When it comes to long-time system monitoring or testing, a typical approach is to generate long-term logs containing CANopen traffic data covering multiple hours or sometimes even days. However, the often unsolved question is: how do I efficiently examine a log file with possibly 100s of thousands of CANopen messages? A typical approach is to load the log file into a spread sheet program and do manual searches, color highlighting and sometimes run custom scripts or macros to help locating issues.
ESAcademy’s Logxaminer helps with the post analysis of such recordings. It creates statistics and event lists on a configurable level of detail. This drastically shortens the time to get “real results” out of a CANopen log recording made. Statistics are not only produced globally, there are dedicated statistic views for each node present on the network during the recording.
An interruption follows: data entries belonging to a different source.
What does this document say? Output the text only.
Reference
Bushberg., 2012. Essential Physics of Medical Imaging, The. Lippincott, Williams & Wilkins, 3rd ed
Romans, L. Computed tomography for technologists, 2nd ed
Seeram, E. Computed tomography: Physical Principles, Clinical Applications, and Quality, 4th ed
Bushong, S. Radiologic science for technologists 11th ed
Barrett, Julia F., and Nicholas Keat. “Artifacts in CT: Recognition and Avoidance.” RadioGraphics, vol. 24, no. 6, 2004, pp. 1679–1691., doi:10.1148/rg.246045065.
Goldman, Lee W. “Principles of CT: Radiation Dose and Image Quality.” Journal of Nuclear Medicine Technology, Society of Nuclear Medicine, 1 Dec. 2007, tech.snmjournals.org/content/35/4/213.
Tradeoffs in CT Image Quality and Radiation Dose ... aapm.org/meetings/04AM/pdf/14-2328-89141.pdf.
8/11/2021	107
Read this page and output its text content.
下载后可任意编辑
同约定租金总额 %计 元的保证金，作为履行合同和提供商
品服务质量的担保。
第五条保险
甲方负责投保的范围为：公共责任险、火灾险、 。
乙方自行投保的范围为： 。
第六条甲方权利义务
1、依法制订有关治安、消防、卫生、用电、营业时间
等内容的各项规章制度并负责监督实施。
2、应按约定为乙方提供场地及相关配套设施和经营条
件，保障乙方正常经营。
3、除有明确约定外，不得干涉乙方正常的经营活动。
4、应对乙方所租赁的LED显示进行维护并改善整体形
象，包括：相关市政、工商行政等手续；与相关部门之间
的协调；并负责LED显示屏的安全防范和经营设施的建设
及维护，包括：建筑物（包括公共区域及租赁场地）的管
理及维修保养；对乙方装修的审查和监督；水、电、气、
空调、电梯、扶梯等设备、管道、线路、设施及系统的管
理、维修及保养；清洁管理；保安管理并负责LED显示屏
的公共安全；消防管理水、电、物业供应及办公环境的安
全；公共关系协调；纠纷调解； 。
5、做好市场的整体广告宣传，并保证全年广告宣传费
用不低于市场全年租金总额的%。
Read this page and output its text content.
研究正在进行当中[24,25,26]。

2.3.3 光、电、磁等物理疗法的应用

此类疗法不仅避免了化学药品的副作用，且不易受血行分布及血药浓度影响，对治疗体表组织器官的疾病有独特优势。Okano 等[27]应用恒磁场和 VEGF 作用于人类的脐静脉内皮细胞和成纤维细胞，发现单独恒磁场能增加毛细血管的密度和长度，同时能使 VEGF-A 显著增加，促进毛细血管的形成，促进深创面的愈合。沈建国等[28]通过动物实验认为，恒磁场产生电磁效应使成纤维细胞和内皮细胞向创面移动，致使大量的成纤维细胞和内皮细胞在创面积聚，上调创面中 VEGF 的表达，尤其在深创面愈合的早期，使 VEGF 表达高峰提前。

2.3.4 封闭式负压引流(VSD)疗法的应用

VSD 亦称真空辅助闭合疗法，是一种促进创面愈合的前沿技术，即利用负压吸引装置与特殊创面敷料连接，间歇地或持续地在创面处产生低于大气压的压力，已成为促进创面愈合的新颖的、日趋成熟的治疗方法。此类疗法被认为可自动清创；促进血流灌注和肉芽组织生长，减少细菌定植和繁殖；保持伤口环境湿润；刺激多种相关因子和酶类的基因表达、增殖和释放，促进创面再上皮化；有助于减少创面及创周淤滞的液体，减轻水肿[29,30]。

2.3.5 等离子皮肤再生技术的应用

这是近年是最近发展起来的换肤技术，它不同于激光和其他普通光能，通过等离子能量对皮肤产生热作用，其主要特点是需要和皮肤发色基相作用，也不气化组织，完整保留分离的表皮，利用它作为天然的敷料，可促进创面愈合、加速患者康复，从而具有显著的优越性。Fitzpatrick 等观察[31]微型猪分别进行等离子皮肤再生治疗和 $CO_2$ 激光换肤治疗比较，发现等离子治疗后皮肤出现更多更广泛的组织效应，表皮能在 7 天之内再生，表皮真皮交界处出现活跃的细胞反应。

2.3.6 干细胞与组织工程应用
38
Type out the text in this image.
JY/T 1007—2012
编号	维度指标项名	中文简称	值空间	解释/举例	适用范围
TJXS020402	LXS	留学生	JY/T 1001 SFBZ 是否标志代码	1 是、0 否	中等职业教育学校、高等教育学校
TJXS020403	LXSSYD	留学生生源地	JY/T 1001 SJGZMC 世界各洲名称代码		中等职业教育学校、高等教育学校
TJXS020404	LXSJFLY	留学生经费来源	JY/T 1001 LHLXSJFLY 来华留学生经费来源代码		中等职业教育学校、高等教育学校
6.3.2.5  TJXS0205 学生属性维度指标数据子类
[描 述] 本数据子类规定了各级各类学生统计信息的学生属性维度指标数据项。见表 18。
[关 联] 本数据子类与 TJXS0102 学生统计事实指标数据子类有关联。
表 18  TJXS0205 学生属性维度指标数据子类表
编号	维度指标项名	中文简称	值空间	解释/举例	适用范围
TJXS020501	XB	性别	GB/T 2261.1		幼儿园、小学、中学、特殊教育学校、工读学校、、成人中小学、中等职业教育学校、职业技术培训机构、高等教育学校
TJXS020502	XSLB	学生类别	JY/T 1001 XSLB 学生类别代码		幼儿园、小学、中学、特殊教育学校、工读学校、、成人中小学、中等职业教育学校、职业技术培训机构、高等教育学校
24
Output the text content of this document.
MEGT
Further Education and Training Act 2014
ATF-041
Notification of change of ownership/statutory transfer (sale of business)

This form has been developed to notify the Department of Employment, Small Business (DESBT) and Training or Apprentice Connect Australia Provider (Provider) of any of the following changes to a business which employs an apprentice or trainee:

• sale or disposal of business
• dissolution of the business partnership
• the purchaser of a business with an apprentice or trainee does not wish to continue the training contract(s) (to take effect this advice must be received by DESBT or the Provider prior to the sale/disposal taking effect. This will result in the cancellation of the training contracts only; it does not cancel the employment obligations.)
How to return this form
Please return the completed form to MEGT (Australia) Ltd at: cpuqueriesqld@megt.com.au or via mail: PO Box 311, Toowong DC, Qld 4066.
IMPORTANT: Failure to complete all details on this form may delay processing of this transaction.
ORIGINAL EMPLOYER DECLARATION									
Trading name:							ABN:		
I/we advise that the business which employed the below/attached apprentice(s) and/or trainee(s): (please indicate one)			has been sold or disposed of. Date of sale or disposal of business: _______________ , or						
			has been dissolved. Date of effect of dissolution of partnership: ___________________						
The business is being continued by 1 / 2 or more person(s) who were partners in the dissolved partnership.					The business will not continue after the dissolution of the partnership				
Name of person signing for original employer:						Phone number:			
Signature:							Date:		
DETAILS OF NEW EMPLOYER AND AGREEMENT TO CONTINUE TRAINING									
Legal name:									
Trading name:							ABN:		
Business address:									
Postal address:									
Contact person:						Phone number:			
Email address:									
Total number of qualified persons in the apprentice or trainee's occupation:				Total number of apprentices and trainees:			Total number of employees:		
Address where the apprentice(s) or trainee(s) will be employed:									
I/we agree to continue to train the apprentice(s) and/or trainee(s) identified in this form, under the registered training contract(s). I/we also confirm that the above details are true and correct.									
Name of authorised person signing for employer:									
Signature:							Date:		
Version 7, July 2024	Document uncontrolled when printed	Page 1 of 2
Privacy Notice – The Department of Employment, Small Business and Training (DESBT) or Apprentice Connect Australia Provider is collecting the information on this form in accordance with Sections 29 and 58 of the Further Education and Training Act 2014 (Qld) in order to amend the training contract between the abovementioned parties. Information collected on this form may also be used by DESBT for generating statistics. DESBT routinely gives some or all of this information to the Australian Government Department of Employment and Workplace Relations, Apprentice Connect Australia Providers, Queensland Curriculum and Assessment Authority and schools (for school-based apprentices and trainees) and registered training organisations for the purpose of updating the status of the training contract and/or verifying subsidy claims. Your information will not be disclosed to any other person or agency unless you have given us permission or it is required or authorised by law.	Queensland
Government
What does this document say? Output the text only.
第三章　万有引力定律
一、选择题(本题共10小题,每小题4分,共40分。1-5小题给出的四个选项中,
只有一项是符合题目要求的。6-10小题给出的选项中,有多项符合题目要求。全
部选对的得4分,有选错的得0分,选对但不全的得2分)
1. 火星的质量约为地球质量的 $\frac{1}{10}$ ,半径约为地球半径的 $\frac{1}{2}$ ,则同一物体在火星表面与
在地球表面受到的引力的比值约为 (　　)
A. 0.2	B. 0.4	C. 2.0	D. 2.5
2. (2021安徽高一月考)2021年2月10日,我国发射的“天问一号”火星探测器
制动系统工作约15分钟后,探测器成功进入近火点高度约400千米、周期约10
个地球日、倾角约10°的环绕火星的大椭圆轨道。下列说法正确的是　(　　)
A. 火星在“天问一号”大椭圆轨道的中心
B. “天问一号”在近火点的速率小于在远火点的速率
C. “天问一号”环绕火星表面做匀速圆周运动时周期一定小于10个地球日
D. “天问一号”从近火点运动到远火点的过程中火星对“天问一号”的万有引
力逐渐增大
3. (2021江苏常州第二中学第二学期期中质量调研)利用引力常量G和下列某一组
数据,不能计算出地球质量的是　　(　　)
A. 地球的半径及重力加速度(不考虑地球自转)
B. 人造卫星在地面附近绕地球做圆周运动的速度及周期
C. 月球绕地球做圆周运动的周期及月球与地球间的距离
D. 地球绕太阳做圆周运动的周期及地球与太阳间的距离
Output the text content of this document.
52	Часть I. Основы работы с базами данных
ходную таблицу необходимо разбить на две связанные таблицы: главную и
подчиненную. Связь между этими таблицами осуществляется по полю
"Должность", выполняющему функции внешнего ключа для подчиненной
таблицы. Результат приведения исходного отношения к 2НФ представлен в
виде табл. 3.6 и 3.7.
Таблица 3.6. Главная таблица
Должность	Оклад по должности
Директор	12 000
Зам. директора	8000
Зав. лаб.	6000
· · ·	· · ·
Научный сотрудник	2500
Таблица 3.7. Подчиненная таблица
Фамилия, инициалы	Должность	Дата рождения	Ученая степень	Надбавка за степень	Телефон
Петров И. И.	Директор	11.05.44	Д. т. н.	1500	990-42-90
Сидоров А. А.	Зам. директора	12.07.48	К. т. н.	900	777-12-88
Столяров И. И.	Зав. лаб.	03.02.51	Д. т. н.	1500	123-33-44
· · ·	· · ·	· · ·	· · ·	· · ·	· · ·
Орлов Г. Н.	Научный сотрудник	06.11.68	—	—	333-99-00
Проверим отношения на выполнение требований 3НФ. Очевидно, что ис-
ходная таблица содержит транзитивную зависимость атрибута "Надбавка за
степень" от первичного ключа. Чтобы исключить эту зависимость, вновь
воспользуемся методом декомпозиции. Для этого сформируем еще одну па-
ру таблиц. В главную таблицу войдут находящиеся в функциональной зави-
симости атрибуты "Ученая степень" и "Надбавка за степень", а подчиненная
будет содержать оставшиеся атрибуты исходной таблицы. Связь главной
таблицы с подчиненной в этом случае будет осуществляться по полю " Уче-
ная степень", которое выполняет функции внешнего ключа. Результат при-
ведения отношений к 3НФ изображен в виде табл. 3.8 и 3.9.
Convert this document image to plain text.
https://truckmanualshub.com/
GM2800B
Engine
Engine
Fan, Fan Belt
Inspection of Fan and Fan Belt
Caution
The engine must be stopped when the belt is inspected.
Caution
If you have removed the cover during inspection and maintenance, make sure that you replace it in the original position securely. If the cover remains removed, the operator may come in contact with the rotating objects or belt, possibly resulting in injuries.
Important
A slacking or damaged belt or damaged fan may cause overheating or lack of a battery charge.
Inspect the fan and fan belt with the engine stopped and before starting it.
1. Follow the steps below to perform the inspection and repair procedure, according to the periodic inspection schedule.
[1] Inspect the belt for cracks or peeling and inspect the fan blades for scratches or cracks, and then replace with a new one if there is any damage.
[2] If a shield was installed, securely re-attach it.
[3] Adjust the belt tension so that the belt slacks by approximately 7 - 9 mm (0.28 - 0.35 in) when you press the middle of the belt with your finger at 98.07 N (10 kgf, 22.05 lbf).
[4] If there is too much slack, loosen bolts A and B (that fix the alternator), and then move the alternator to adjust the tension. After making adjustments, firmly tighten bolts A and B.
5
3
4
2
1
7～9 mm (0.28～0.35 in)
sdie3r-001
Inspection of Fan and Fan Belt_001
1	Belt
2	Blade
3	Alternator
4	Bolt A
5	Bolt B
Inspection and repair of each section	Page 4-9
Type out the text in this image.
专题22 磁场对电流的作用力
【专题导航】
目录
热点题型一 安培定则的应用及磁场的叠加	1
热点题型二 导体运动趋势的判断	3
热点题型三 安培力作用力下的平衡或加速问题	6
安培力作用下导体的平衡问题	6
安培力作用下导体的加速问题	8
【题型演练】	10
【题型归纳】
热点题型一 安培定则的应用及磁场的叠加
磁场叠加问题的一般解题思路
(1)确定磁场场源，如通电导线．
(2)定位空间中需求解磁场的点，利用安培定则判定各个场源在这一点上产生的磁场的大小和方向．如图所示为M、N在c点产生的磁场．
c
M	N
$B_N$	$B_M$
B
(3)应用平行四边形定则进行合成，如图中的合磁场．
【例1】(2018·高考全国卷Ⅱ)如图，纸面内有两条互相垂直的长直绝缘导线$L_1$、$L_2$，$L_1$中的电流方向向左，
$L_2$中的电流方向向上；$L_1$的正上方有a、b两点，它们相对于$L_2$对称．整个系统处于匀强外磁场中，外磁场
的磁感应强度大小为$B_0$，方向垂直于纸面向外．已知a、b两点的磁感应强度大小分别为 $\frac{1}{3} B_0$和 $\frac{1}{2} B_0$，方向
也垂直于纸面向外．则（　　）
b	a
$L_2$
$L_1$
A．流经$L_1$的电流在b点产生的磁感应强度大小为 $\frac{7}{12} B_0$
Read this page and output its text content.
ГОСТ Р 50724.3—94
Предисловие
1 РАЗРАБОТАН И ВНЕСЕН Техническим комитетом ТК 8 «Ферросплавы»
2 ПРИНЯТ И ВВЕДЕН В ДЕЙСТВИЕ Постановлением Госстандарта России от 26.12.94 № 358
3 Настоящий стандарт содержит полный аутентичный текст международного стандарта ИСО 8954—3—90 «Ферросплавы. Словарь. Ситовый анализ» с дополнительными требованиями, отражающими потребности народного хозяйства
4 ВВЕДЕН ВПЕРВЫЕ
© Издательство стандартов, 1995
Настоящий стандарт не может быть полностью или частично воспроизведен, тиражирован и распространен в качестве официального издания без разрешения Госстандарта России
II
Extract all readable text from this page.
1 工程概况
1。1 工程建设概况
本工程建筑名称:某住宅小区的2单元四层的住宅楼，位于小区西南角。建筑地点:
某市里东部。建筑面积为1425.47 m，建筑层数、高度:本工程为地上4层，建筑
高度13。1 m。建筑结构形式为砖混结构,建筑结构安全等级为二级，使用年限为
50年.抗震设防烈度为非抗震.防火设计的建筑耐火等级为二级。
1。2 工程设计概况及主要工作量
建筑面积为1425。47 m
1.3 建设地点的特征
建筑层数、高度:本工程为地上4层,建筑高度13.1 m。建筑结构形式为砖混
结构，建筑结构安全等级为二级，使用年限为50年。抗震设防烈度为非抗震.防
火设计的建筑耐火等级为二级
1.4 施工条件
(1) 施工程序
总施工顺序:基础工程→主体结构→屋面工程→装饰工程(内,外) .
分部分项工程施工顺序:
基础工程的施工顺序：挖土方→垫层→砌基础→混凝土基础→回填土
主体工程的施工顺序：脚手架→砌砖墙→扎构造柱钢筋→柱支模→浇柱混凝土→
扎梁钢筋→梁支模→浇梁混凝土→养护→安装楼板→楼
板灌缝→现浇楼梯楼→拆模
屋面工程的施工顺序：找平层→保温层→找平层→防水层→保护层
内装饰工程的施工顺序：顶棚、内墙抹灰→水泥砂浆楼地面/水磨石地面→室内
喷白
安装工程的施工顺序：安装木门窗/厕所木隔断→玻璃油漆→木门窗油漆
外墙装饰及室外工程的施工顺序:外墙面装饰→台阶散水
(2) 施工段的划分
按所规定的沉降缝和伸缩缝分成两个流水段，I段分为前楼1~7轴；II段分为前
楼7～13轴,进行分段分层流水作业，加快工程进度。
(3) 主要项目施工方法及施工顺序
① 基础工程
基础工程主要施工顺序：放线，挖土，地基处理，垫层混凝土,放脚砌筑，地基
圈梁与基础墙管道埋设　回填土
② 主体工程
Per node statistics include:
- Minimum/maximum heartbeat time
- Minimum/maximum SDO response time
- Number of bootups
- Number of emergencies transmitted
- PDO message rate
The Logxaminer not only produces statistics, it also generates an event listing with all important system events. The event listing filters information from the log including:
- Node ID assignment (by LSS)
- Bootups (expected/unexpected)
- Emergencies
- SDO Aborts
- Unexpected messages
- Errors in LSS sequences
- Errors in SDO sequences
If a network is not stable, then the system event listing highlights potential clues as to what goes wrong where.